Only 1.2% of supply chain job posts on LinkedIn (looking at the 100 largest B2C companies) list artificial intelligence and/or machine learning (AI/ML) skills as a requirement for prospective employees. This is behind other business functions (marketing, sales, etc), where the share is 3.7% for all jobs.
Technology companies promote AI/ML hiring more than other sectors, with Microsoft at the top. There are few leaders outside the tech, auto, and consumer packaged goods (CPG) industries when it comes to hiring for AI/ML – Nike and General Mills outperform industry peers.
To better define the supply chain jobs of the future, we have created a new series of insights looking at digital skills. We begin by focusing on AI/ML. Recruiting for AI/ML skills has increased in 2023, partly influenced by the launch of ChatGPT and Bard (hiring for this specific digital capability was two times higher in March 2023 as compared to the end of 2022), but also given its strategic importance in supply chain operations. We now see AI implementations across all supply chain functions, from demand sensing to the development of new products and materials.
Despite the growing proliferation of artificial intelligence, only 3.7% of all job posts across the 100 largest B2C companies mention AI/ML skills.
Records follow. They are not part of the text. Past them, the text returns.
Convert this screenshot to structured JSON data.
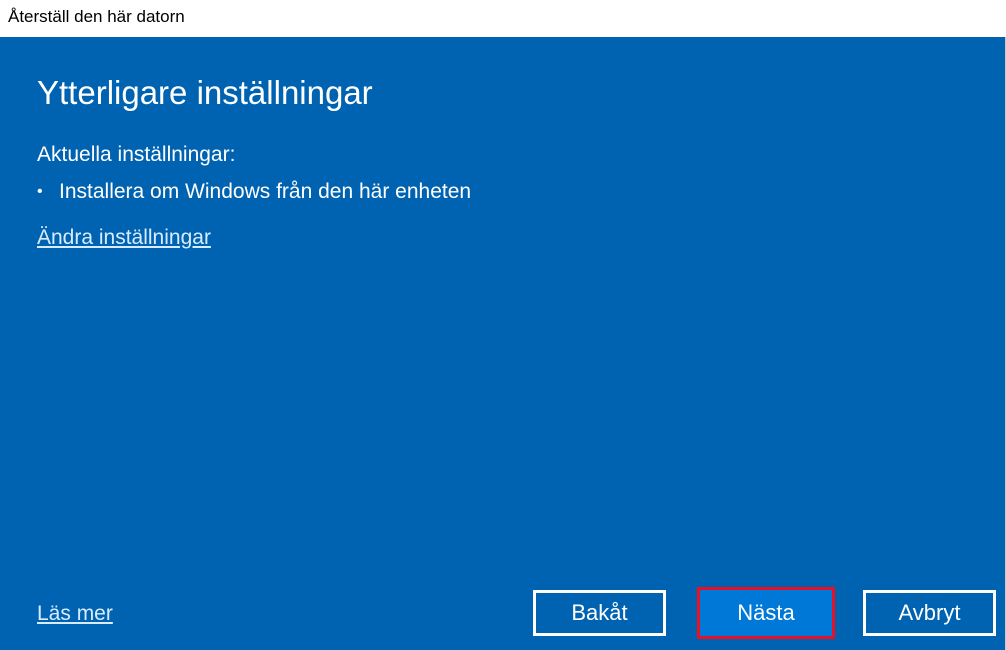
{
  "window": {
    "title": "Återställ den här datorn"
  },
  "main": {
    "heading": "Ytterligare inställningar",
    "current_settings_label": "Aktuella inställningar:",
    "settings": [
      "Installera om Windows från den här enheten"
    ],
    "change_settings_link": "Ändra inställningar"
  },
  "footer": {
    "learn_more_link": "Läs mer",
    "back_label": "Bakåt",
    "next_label": "Nästa",
    "cancel_label": "Avbryt"
  },
  "colors": {
    "background": "#0063b1",
    "button_primary": "#0078d7",
    "highlight_border": "#e81123",
    "link": "#d9ecff"
  }
}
This drops to 1.2% for supply chain-specific job posts.
The leading industry is technology. Yet even here, only 6.3% of supply chain job posts mention AI/ML skills. Microsoft has the largest number of these mentions (one in five job posts). Auto and CPG are the second and third industries most inclined to hire for AI/ML proficiency, with 3.9% and 1.7% of job posts in these fields mentioning the terms, respectively. Auto and technology have a higher share of these skills as they are more likely to incorporate AI into their products. While this is valuable and innovation can potentially be repurposed across the supply chain, AI in process is where we see the most upside.
Outside these sectors, artificial intelligence and machine learning aren’t commonplace in the world of hiring. Two winners are Nike and General Mills. Over 5% of Nike supply chain jobs mention AI/ML (vs the industry average of 0.4%). At Nike, AI and ML are used to predict product demand, increase order capacity, and forward-position popular products, reducing lead times and improving service quality. General Mills is more modest with four times the food and beverage industry average – 3.2% of their job posts mention AI/ML. They use AI to improve the consistency and quality of products by analyzing ingredient data and production processes, which has resulted in improved customer satisfaction and a considerable reduction in product defects.
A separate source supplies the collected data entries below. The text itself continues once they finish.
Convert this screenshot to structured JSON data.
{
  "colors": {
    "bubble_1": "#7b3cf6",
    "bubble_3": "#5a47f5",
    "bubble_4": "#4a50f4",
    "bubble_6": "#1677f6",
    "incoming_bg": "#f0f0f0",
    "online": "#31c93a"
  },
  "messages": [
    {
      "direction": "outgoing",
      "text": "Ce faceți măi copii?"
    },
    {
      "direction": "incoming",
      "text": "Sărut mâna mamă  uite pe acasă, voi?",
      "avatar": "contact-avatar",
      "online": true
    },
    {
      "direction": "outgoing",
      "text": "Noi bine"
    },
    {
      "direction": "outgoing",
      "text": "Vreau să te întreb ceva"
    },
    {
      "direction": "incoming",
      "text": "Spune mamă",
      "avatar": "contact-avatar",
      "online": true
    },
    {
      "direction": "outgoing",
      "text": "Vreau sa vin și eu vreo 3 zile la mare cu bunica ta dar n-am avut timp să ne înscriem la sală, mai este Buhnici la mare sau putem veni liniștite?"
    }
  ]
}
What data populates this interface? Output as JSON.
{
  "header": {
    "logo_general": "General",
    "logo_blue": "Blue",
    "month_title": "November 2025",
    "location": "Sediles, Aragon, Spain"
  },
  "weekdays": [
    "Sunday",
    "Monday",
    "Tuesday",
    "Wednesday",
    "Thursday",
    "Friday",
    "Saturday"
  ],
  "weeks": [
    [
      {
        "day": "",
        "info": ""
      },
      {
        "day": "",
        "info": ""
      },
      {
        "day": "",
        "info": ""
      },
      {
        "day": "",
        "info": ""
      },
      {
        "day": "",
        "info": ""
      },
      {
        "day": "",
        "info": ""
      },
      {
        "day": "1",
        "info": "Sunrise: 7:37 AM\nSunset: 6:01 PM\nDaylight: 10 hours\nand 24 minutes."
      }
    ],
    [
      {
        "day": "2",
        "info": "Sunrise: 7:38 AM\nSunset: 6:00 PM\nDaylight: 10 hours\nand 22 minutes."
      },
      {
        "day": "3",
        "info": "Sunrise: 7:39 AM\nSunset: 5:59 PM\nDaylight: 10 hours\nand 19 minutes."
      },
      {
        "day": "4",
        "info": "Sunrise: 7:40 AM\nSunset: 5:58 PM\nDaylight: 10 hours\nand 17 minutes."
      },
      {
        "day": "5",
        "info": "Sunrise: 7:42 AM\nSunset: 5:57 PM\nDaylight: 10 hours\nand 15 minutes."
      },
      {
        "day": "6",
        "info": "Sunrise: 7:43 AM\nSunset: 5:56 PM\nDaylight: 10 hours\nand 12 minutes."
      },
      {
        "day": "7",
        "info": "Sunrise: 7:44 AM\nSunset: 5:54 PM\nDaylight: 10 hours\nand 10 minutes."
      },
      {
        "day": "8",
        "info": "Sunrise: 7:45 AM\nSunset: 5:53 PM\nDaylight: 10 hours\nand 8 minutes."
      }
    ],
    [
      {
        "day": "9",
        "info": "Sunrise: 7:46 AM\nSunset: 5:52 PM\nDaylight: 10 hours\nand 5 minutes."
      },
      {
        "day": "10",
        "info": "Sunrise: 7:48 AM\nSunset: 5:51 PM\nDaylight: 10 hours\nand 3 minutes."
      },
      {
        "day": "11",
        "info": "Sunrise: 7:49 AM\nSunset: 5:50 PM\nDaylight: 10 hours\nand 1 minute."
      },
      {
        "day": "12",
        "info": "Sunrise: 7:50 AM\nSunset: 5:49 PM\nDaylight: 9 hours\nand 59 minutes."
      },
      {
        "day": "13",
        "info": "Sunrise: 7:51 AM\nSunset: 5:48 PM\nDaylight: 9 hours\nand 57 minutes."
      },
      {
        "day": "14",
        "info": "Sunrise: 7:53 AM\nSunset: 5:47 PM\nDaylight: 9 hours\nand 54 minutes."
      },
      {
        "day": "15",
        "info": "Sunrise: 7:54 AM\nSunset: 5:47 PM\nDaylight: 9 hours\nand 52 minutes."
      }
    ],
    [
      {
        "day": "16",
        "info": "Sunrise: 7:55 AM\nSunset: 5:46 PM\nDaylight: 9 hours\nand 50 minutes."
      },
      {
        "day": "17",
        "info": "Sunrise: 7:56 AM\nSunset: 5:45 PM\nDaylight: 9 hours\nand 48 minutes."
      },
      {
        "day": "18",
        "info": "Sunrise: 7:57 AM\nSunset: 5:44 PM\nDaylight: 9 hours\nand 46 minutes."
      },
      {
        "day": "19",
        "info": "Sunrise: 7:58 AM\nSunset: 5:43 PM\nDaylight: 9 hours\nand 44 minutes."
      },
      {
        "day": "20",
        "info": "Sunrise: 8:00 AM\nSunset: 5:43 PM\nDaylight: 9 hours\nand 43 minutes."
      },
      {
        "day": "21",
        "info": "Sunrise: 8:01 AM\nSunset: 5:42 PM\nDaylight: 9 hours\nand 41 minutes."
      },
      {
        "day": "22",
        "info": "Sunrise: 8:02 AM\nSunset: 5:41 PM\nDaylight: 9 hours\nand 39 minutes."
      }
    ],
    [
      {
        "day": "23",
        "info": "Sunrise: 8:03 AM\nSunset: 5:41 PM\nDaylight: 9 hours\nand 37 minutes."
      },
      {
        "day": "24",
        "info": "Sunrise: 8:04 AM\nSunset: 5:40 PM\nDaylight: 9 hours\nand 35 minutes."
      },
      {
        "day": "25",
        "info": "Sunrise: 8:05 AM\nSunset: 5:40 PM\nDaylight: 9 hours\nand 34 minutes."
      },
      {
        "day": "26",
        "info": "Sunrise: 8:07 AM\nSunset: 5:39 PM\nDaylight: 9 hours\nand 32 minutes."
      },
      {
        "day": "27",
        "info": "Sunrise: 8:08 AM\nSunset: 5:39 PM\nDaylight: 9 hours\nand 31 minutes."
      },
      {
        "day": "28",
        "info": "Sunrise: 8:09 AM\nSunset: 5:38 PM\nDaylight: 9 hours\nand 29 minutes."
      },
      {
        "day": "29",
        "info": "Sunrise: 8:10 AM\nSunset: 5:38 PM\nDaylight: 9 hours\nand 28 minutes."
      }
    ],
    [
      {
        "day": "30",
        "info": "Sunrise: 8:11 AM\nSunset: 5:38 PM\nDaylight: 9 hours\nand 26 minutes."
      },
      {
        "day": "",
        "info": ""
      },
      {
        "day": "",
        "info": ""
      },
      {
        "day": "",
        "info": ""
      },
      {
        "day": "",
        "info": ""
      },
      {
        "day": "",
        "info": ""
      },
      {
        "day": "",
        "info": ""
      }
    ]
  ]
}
Supply chain organizations behind on AI/ML risk losing out to early movers in terms of talent. So, is our recommendation to add “artificial intelligence” or “machine learning” to all your supply chain job posts? Absolutely not. Incorporation of these technologies and skill sets needs to follow a deliberate roadmap that aligns to a prioritized AI investment strategy. This will signify your proficiency in AI/ML to prospective candidates, rather than just dropping in key terms.
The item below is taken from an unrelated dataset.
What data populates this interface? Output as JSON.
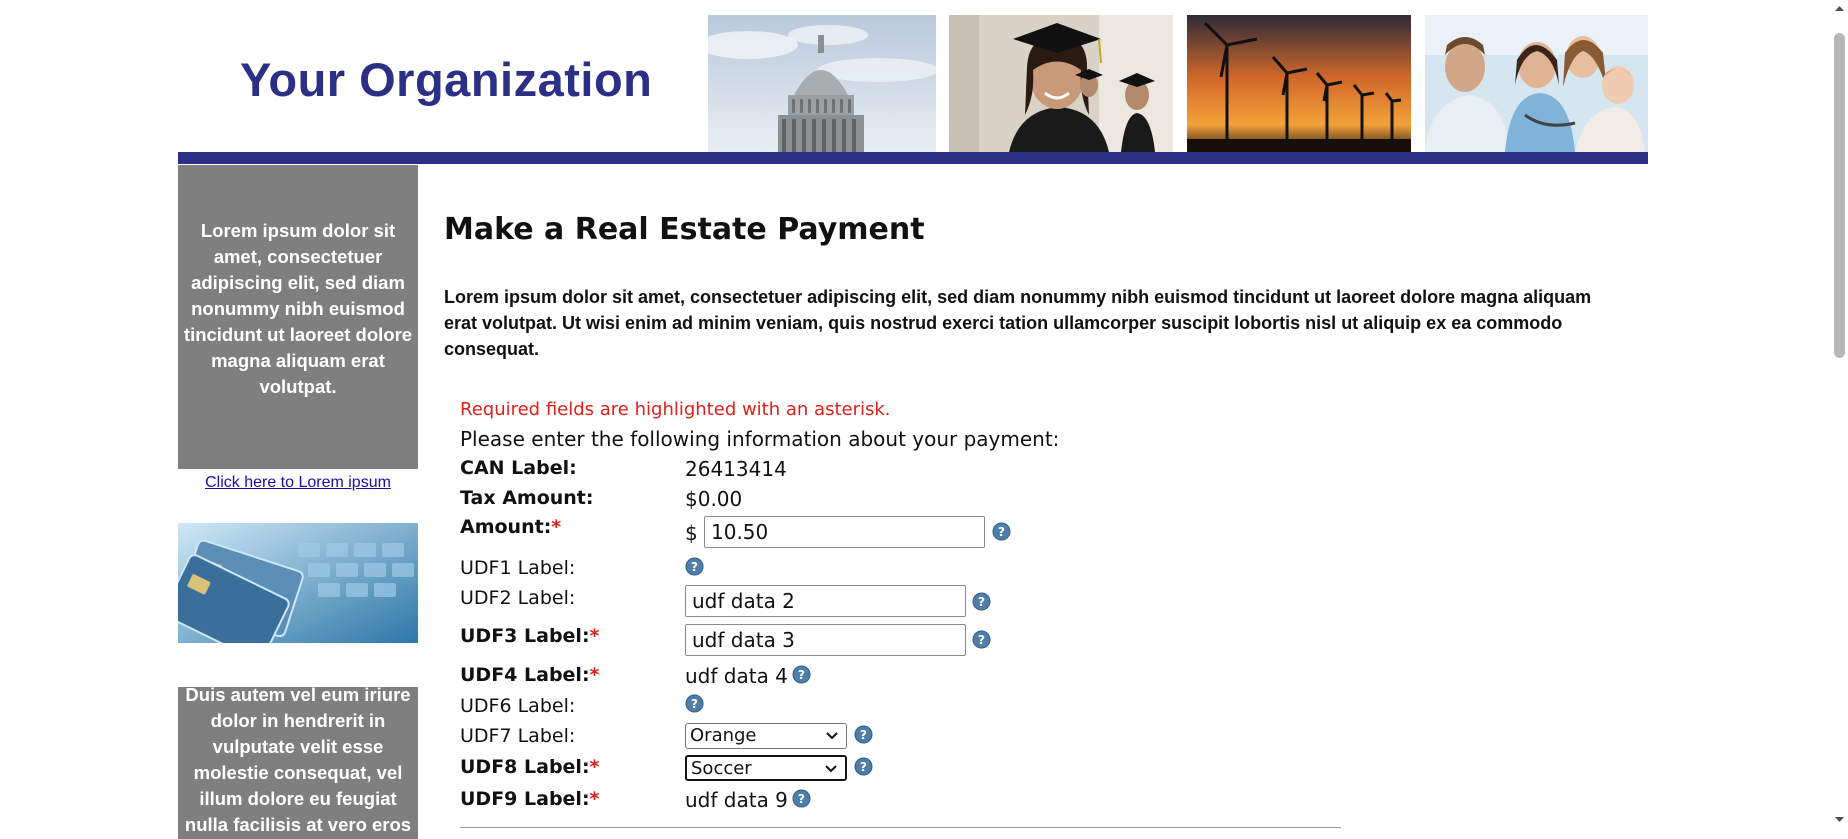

To take your first steps, identify the potential AI/ML opportunities across supply chain functions, evaluate technological maturity within those functions, and create a matrix of the expected upside of AI/ML technology. This exercise should allow for even the most digitally mature supply chain organizations to ensure that talent and technology investments are headed to the optimal segments of your supply chain organization. If you would like help with this evaluation, we have launched a new AI blueprint tool for members. Please reach out to firstname.lastname@example.org for more information.
Zero100’s proprietary data and analytics are a combined effort between our data scientists and research analysts. We provide data-first insights matched with our own research-backed points of view and bring this analysis to life via real-world case examples being led by supply chain practitioners today.
For this study, we looked at 2.4 million LinkedIn job posts from 100 B2C companies. Our analysis categorizes listings based on mentions of specific digital skills within job titles and descriptions.